In Sense and Sensibility poor Marianne, dumped by the wicked Wiloughby in favour of an heiress, remarks miserably that one should judge people not by what they say but by what they do. It is a comment that is as relevant to estate agents as it is to errant lovers.
It would be nice if when you wanted to know what was going on in the property market you could just ask an agent and expect him to tell you the truth. But you can’t – it is not in the interest of those whose future is geared to the property market to tell you the truth about it when it isn’t doing well. You can, however, judge what the agent might actually be thinking by looking at what he is up to when he isn’t staring blankly out of the window hoping a punter might turn up.
The managing director of a smallish business broker based in Bath contacted me this week. In the last three weeks he has been contacted by 17 independent estate agents based solely in the UK and another 4 specialising in overseas investment property all looking to dispose of their businesses in a hurry.
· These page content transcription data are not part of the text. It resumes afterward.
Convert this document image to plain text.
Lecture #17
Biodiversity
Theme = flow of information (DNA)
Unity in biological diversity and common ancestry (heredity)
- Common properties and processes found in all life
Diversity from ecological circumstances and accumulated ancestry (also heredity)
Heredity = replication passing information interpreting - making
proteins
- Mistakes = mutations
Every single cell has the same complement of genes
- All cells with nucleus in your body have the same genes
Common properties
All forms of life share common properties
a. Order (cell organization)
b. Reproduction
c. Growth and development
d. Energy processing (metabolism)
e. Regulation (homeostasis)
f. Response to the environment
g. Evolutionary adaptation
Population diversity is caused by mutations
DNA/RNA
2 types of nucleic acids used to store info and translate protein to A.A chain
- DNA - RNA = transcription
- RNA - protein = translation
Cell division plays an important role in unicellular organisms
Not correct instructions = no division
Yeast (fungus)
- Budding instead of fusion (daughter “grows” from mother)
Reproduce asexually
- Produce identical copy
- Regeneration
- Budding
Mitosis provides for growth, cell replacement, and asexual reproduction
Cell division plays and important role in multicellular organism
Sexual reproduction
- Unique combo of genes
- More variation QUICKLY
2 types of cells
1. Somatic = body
It is not, as the firm’s MD pointed out, a “ringing endorsement of the property market.”
On the other hand, while selling up last year would have been a better move for the average agent, selling up now is still a good one. Estate agents don’t necessarily need house prices to keep rising to keep making good profits but they do need people to keep buying and selling houses: whether they sell a house for £500,000 or £550,000 is neither here nor there to the average agent (it makes a difference of £1000 to their take if you assume a commission rate of 2%) but whether they sell one of them or two of them is (that makes a difference of £10,000).
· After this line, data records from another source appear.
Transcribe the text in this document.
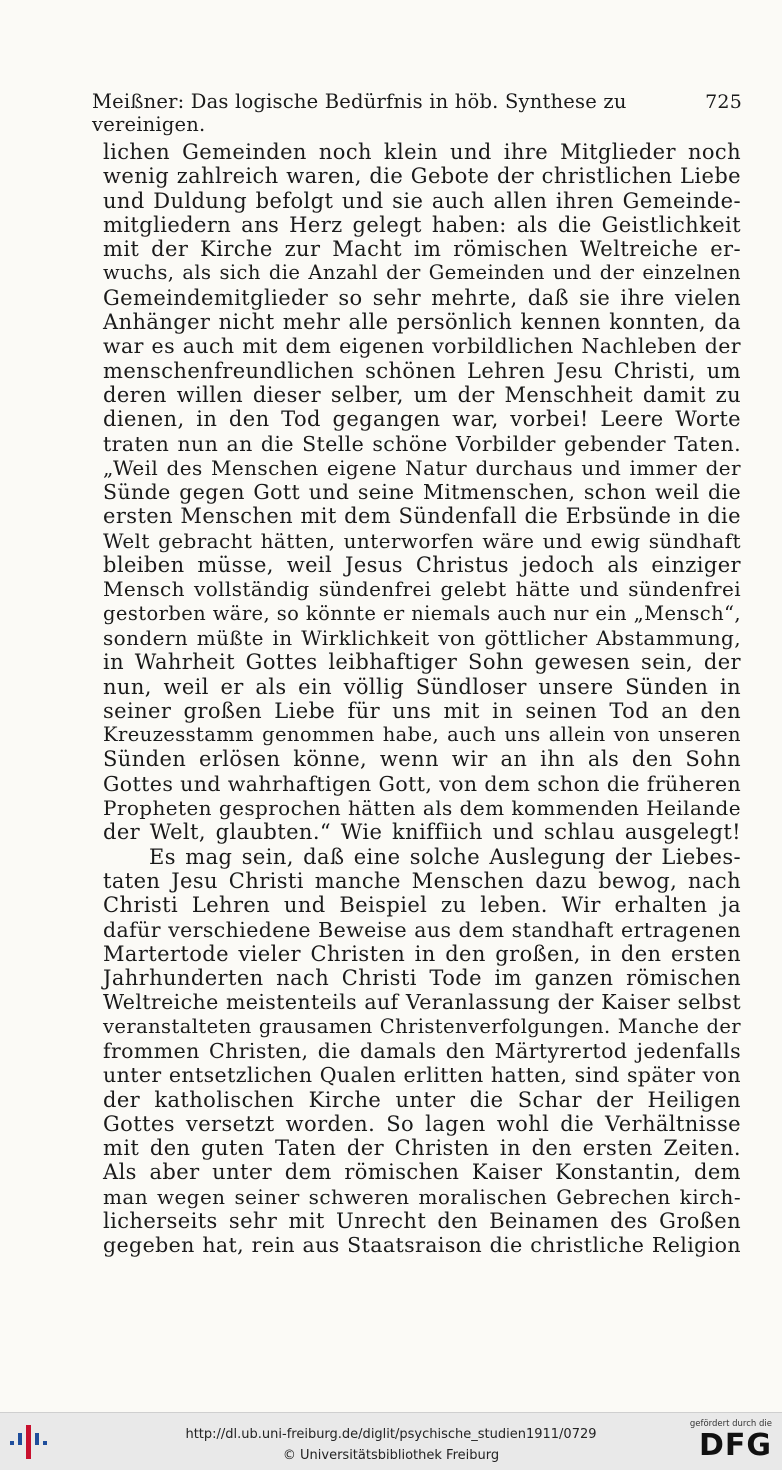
Meißner: Das logische Bedürfnis in höb. Synthese zu vereinigen.
725
lichen Gemeinden noch klein und ihre Mitglieder noch
wenig zahlreich waren, die Gebote der christlichen Liebe
und Duldung befolgt und sie auch allen ihren Gemeinde-
mitgliedern ans Herz gelegt haben: als die Geistlichkeit
mit der Kirche zur Macht im römischen Weltreiche er-
wuchs, als sich die Anzahl der Gemeinden und der einzelnen
Gemeindemitglieder so sehr mehrte, daß sie ihre vielen
Anhänger nicht mehr alle persönlich kennen konnten, da
war es auch mit dem eigenen vorbildlichen Nachleben der
menschenfreundlichen schönen Lehren Jesu Christi, um
deren willen dieser selber, um der Menschheit damit zu
dienen, in den Tod gegangen war, vorbei! Leere Worte
traten nun an die Stelle schöne Vorbilder gebender Taten.
„Weil des Menschen eigene Natur durchaus und immer der
Sünde gegen Gott und seine Mitmenschen, schon weil die
ersten Menschen mit dem Sündenfall die Erbsünde in die
Welt gebracht hätten, unterworfen wäre und ewig sündhaft
bleiben müsse, weil Jesus Christus jedoch als einziger
Mensch vollständig sündenfrei gelebt hätte und sündenfrei
gestorben wäre, so könnte er niemals auch nur ein „Mensch“,
sondern müßte in Wirklichkeit von göttlicher Abstammung,
in Wahrheit Gottes leibhaftiger Sohn gewesen sein, der
nun, weil er als ein völlig Sündloser unsere Sünden in
seiner großen Liebe für uns mit in seinen Tod an den
Kreuzesstamm genommen habe, auch uns allein von unseren
Sünden erlösen könne, wenn wir an ihn als den Sohn
Gottes und wahrhaftigen Gott, von dem schon die früheren
Propheten gesprochen hätten als dem kommenden Heilande
der Welt, glaubten.“ Wie kniffiich und schlau ausgelegt!
Es mag sein, daß eine solche Auslegung der Liebes-
taten Jesu Christi manche Menschen dazu bewog, nach
Christi Lehren und Beispiel zu leben. Wir erhalten ja
dafür verschiedene Beweise aus dem standhaft ertragenen
Martertode vieler Christen in den großen, in den ersten
Jahrhunderten nach Christi Tode im ganzen römischen
Weltreiche meistenteils auf Veranlassung der Kaiser selbst
veranstalteten grausamen Christenverfolgungen. Manche der
frommen Christen, die damals den Märtyrertod jedenfalls
unter entsetzlichen Qualen erlitten hatten, sind später von
der katholischen Kirche unter die Schar der Heiligen
Gottes versetzt worden. So lagen wohl die Verhältnisse
mit den guten Taten der Christen in den ersten Zeiten.
Als aber unter dem römischen Kaiser Konstantin, dem
man wegen seiner schweren moralischen Gebrechen kirch-
licherseits sehr mit Unrecht den Beinamen des Großen
gegeben hat, rein aus Staatsraison die christliche Religion
http://dl.ub.uni-freiburg.de/diglit/psychische_studien1911/0729
© Universitätsbibliothek Freiburg
gefördert durch die
DFG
Right now transactions are in free fall (note that mortgage approvals are at a three year low) and likely to stay that way given the fact that the subprime mortgage market, which was financing much of the UK’s bubble, has pretty much shut up shop and that uncertainity has put a lid on the prime market.
At least an estate agent trying to sell now can point to the good profits it made in 2006 and 2007 in its efforts to get a reasonable price for its businesses. Any that leaves it until 2009 will only be able to point to the miserable losses it made in 2008.